C'est une armée de pauvres bougres qui ouvre le défilé de la victoire, le 14 juillet 1919 sur les Champs-Elysées. Les aveugles, les manchots, les sans-jambes, poussés sur des brancards de misère. Avant le bruit des brodequins cloutés, le cliquetis des cannes et le grincement des fauteuils à roues.
Voici les gueules cassées. Les visages ne sont pas réparés, seulement ravaudés. Ils sont la preuve des épreuves endurées. On ne cache pas ces malheureux. Ils sont honorés. Un peu de leur chair est mêlée à la terre d'Alsace, de Champagne, de Lorraine. Le public a peur de ces visages, s'en détourne mais les célèbre comme des héros.
Et puis, il y a les autres. Des milliers d'hommes mis hors de combat que l'armée escamote. Des malheureux que la France ne veut pas connaître.
Pourquoi ? « Mais parce qu'ils n'ont rien, ils simulent ! » accusaient les officiers. Des soldats sans blessure apparente. Et aucun médecin pour nommer l'étrange mal qui les frappe. Le syndrome de stress post-traumatique, qui ne sera reconnu en France qu'en 1992.

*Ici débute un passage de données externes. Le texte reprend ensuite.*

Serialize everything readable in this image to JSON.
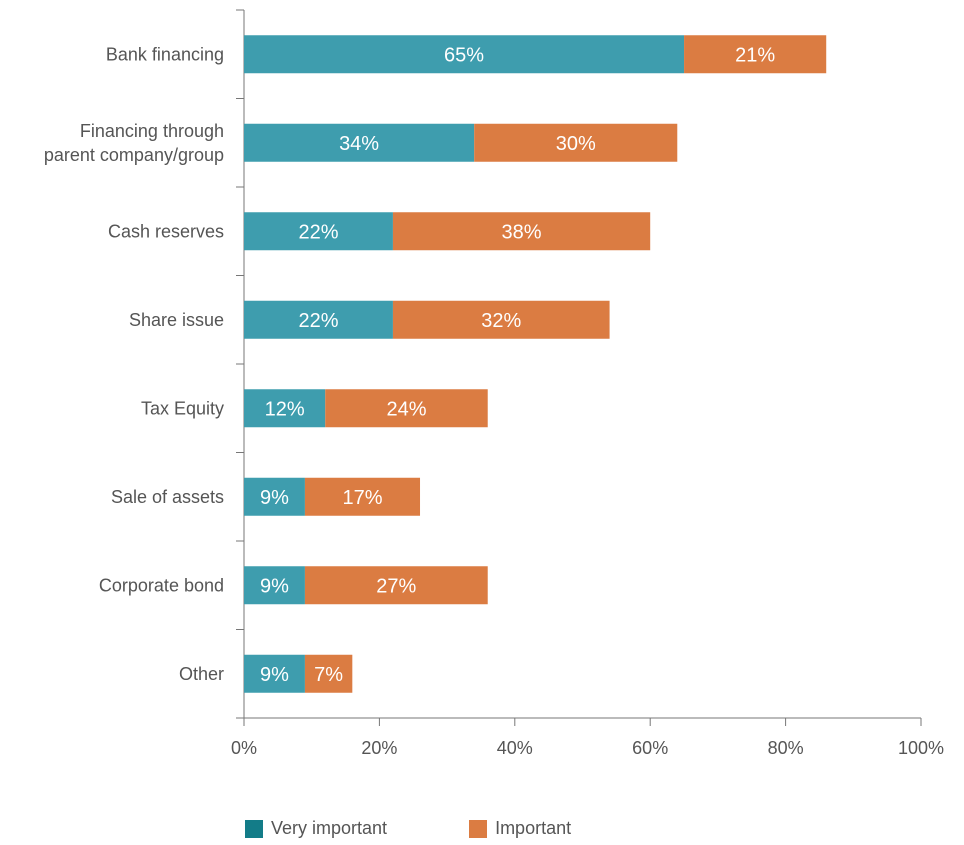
{
  "chart_data": {
    "type": "bar",
    "orientation": "horizontal",
    "stacked": true,
    "categories": [
      "Bank financing",
      "Financing through\nparent company/group",
      "Cash reserves",
      "Share issue",
      "Tax Equity",
      "Sale of assets",
      "Corporate bond",
      "Other"
    ],
    "series": [
      {
        "name": "Very important",
        "color": "#3E9DAE",
        "values": [
          65,
          34,
          22,
          22,
          12,
          9,
          9,
          9
        ],
        "labels": [
          "65%",
          "34%",
          "22%",
          "22%",
          "12%",
          "9%",
          "9%",
          "9%"
        ]
      },
      {
        "name": "Important",
        "color": "#DB7C42",
        "values": [
          21,
          30,
          38,
          32,
          24,
          17,
          27,
          7
        ],
        "labels": [
          "21%",
          "30%",
          "38%",
          "32%",
          "24%",
          "17%",
          "27%",
          "7%"
        ]
      }
    ],
    "xlim": [
      0,
      100
    ],
    "xticks": [
      "0%",
      "20%",
      "40%",
      "60%",
      "80%",
      "100%"
    ],
    "grid": false,
    "legend_position": "bottom",
    "legend_swatch_colors": [
      "#137C88",
      "#DB7C42"
    ]
  }
}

Pour raconter le martyre de cette multitude ignorée, Grégory Laville et Jean-Yves Le Naour se sont intéressés à l'un de ces hommes. Baptiste Deschamps, rude gaillard de la Vienne, parti en août 1914, à 35 ans et la fleur au fusil, laissant derrière lui une femme et ses trois enfants.
Envoyé sur le front des Flandres, Deschamps voit tous ses camarades fauchés par un obus. Il n'est là que depuis trois mois. Il saute dans un fossé, se plie en deux et ne parvient plus à se relever. C'est comme ça que les brancardiers le retrouvent, en position foetale. Et qu'il est envoyé vers un hôpital de l'arrière, avec les estropiés et les mourants.

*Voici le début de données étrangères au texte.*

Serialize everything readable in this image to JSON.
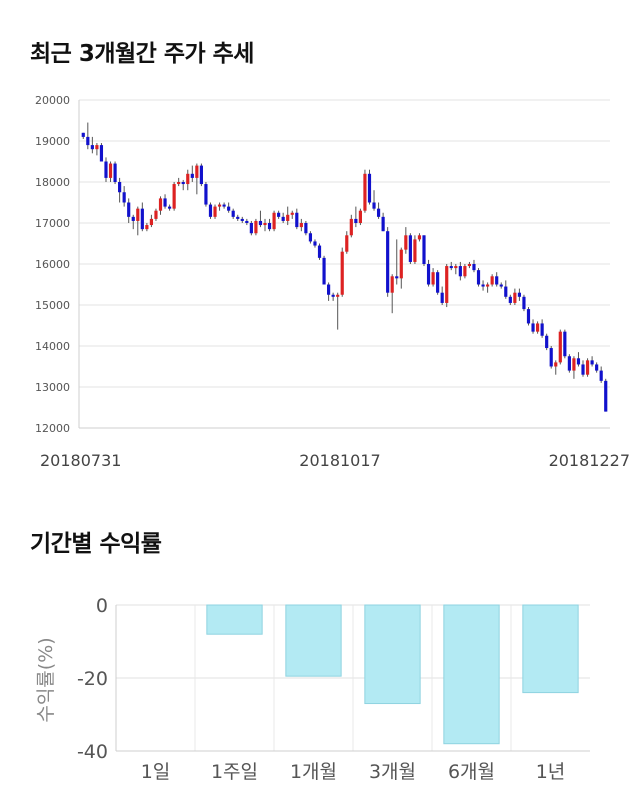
{
  "section1_title": "최근 3개월간 주가 추세",
  "section2_title": "기간별 수익률",
  "chart_data": [
    {
      "type": "candlestick",
      "title": "최근 3개월간 주가 추세",
      "y_ticks": [
        12000,
        13000,
        14000,
        15000,
        16000,
        17000,
        18000,
        19000,
        20000
      ],
      "ylim": [
        12000,
        20000
      ],
      "x_labels": [
        "20180731",
        "20181017",
        "20181227"
      ],
      "grid": true,
      "up_color": "#dd2222",
      "down_color": "#1111cc",
      "candles": [
        [
          19200,
          19200,
          19050,
          19100
        ],
        [
          19100,
          19450,
          18800,
          18900
        ],
        [
          18900,
          19100,
          18700,
          18800
        ],
        [
          18800,
          18950,
          18650,
          18900
        ],
        [
          18900,
          18950,
          18500,
          18500
        ],
        [
          18500,
          18600,
          18000,
          18100
        ],
        [
          18100,
          18500,
          18000,
          18450
        ],
        [
          18450,
          18500,
          17950,
          18000
        ],
        [
          18000,
          18100,
          17500,
          17750
        ],
        [
          17750,
          17900,
          17400,
          17500
        ],
        [
          17500,
          17600,
          17000,
          17150
        ],
        [
          17150,
          17200,
          16850,
          17050
        ],
        [
          17050,
          17400,
          16700,
          17350
        ],
        [
          17350,
          17500,
          16800,
          16850
        ],
        [
          16850,
          17000,
          16800,
          16950
        ],
        [
          16950,
          17200,
          16900,
          17100
        ],
        [
          17100,
          17350,
          17050,
          17300
        ],
        [
          17300,
          17650,
          17200,
          17600
        ],
        [
          17600,
          17700,
          17350,
          17400
        ],
        [
          17400,
          17450,
          17300,
          17350
        ],
        [
          17350,
          18000,
          17300,
          17950
        ],
        [
          17950,
          18100,
          17900,
          18000
        ],
        [
          18000,
          18050,
          17800,
          17950
        ],
        [
          17950,
          18300,
          17800,
          18200
        ],
        [
          18200,
          18400,
          18000,
          18100
        ],
        [
          18100,
          18450,
          17700,
          18400
        ],
        [
          18400,
          18450,
          17900,
          17950
        ],
        [
          17950,
          18000,
          17400,
          17450
        ],
        [
          17450,
          17500,
          17100,
          17150
        ],
        [
          17150,
          17450,
          17100,
          17400
        ],
        [
          17400,
          17500,
          17300,
          17450
        ],
        [
          17450,
          17500,
          17350,
          17400
        ],
        [
          17400,
          17500,
          17250,
          17300
        ],
        [
          17300,
          17350,
          17100,
          17150
        ],
        [
          17150,
          17200,
          17050,
          17100
        ],
        [
          17100,
          17150,
          17000,
          17050
        ],
        [
          17050,
          17100,
          16950,
          17000
        ],
        [
          17000,
          17050,
          16700,
          16750
        ],
        [
          16750,
          17100,
          16700,
          17050
        ],
        [
          17050,
          17300,
          16900,
          16950
        ],
        [
          16950,
          17100,
          16800,
          17000
        ],
        [
          17000,
          17100,
          16800,
          16850
        ],
        [
          16850,
          17300,
          16800,
          17250
        ],
        [
          17250,
          17300,
          17100,
          17150
        ],
        [
          17150,
          17250,
          17000,
          17050
        ],
        [
          17050,
          17400,
          16950,
          17200
        ],
        [
          17200,
          17300,
          17100,
          17250
        ],
        [
          17250,
          17350,
          16850,
          16900
        ],
        [
          16900,
          17100,
          16800,
          17000
        ],
        [
          17000,
          17050,
          16700,
          16750
        ],
        [
          16750,
          16800,
          16500,
          16550
        ],
        [
          16550,
          16600,
          16400,
          16450
        ],
        [
          16450,
          16500,
          16100,
          16150
        ],
        [
          16150,
          16200,
          15500,
          15500
        ],
        [
          15500,
          15550,
          15100,
          15250
        ],
        [
          15250,
          15300,
          15100,
          15200
        ],
        [
          15200,
          15300,
          14400,
          15250
        ],
        [
          15250,
          16400,
          15200,
          16300
        ],
        [
          16300,
          16800,
          16250,
          16700
        ],
        [
          16700,
          17200,
          16650,
          17100
        ],
        [
          17100,
          17400,
          16900,
          17000
        ],
        [
          17000,
          17350,
          16950,
          17300
        ],
        [
          17300,
          18300,
          17250,
          18200
        ],
        [
          18200,
          18300,
          17450,
          17500
        ],
        [
          17500,
          17800,
          17300,
          17350
        ],
        [
          17350,
          17500,
          17100,
          17150
        ],
        [
          17150,
          17250,
          16800,
          16800
        ],
        [
          16800,
          16900,
          15200,
          15300
        ],
        [
          15300,
          15750,
          14800,
          15700
        ],
        [
          15700,
          16600,
          15500,
          15650
        ],
        [
          15650,
          16400,
          15400,
          16350
        ],
        [
          16350,
          16900,
          16250,
          16700
        ],
        [
          16700,
          16750,
          16000,
          16050
        ],
        [
          16050,
          16700,
          16000,
          16600
        ],
        [
          16600,
          16750,
          16550,
          16700
        ],
        [
          16700,
          16700,
          15950,
          16000
        ],
        [
          16000,
          16100,
          15450,
          15500
        ],
        [
          15500,
          15900,
          15450,
          15800
        ],
        [
          15800,
          15850,
          15250,
          15300
        ],
        [
          15300,
          15450,
          15000,
          15050
        ],
        [
          15050,
          16000,
          14950,
          15950
        ],
        [
          15950,
          16050,
          15850,
          15900
        ],
        [
          15900,
          16000,
          15750,
          15950
        ],
        [
          15950,
          16050,
          15600,
          15700
        ],
        [
          15700,
          16000,
          15650,
          15950
        ],
        [
          15950,
          16050,
          15900,
          16000
        ],
        [
          16000,
          16100,
          15800,
          15850
        ],
        [
          15850,
          15900,
          15450,
          15500
        ],
        [
          15500,
          15600,
          15350,
          15450
        ],
        [
          15450,
          15550,
          15300,
          15500
        ],
        [
          15500,
          15750,
          15450,
          15700
        ],
        [
          15700,
          15800,
          15450,
          15500
        ],
        [
          15500,
          15550,
          15400,
          15450
        ],
        [
          15450,
          15600,
          15150,
          15200
        ],
        [
          15200,
          15250,
          15000,
          15050
        ],
        [
          15050,
          15400,
          15000,
          15300
        ],
        [
          15300,
          15400,
          15100,
          15200
        ],
        [
          15200,
          15250,
          14850,
          14900
        ],
        [
          14900,
          14950,
          14500,
          14550
        ],
        [
          14550,
          14650,
          14300,
          14350
        ],
        [
          14350,
          14600,
          14300,
          14550
        ],
        [
          14550,
          14650,
          14200,
          14250
        ],
        [
          14250,
          14300,
          13900,
          13950
        ],
        [
          13950,
          14000,
          13450,
          13500
        ],
        [
          13500,
          13650,
          13300,
          13600
        ],
        [
          13600,
          14400,
          13550,
          14350
        ],
        [
          14350,
          14400,
          13700,
          13750
        ],
        [
          13750,
          13800,
          13350,
          13400
        ],
        [
          13400,
          13750,
          13200,
          13700
        ],
        [
          13700,
          13850,
          13500,
          13550
        ],
        [
          13550,
          13650,
          13250,
          13300
        ],
        [
          13300,
          13700,
          13250,
          13650
        ],
        [
          13650,
          13750,
          13500,
          13550
        ],
        [
          13550,
          13600,
          13350,
          13400
        ],
        [
          13400,
          13500,
          13100,
          13150
        ],
        [
          13150,
          13200,
          12400,
          12400
        ]
      ]
    },
    {
      "type": "bar",
      "title": "기간별 수익률",
      "ylabel": "수익률(%)",
      "categories": [
        "1일",
        "1주일",
        "1개월",
        "3개월",
        "6개월",
        "1년"
      ],
      "values": [
        0,
        -8,
        -19.5,
        -27,
        -38,
        -24
      ],
      "y_ticks": [
        0,
        -20,
        -40
      ],
      "ylim": [
        -40,
        0
      ],
      "grid": true,
      "bar_color": "#b3eaf3"
    }
  ]
}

Pour les médecins militaires, le soldat Deschamps n'a rien. Il ne marche plus, mais personne n'en comprend la raison. Et ils sont des milliers comme lui, à agacer les vieilles badernes. Souffrant de spasmes, de soubresauts, hurlant de terreur. Aucun chercheur ne s'est penché sur la révolte du corps. La sidération d'un organisme martyrisé par la guerre.
[...] Après la médecine douce, les praticiens se font barbares. Les poilus appellent ça le 'torpillage'. Un mélange de chocs électriques, d'insultes et de menaces. Supplanter cette 'maladie de la volonté' par la douleur physique. Baptiste Deschamps se rebellera. Il frappera son médecin. Lui qui risquait la peine de mort pour 'voies de fait sur un supérieur' ne sera condamné qu'à 6 mois de sursis par un tribunal militaire. Son affaire fait éclater le scandale. Médecine militaire contre médecine civile, la France est divisée. Mais plus préoccupée par ses enfants héroïques qui meurent au front que par ces étranges damnés qui ne tiennent plus debout.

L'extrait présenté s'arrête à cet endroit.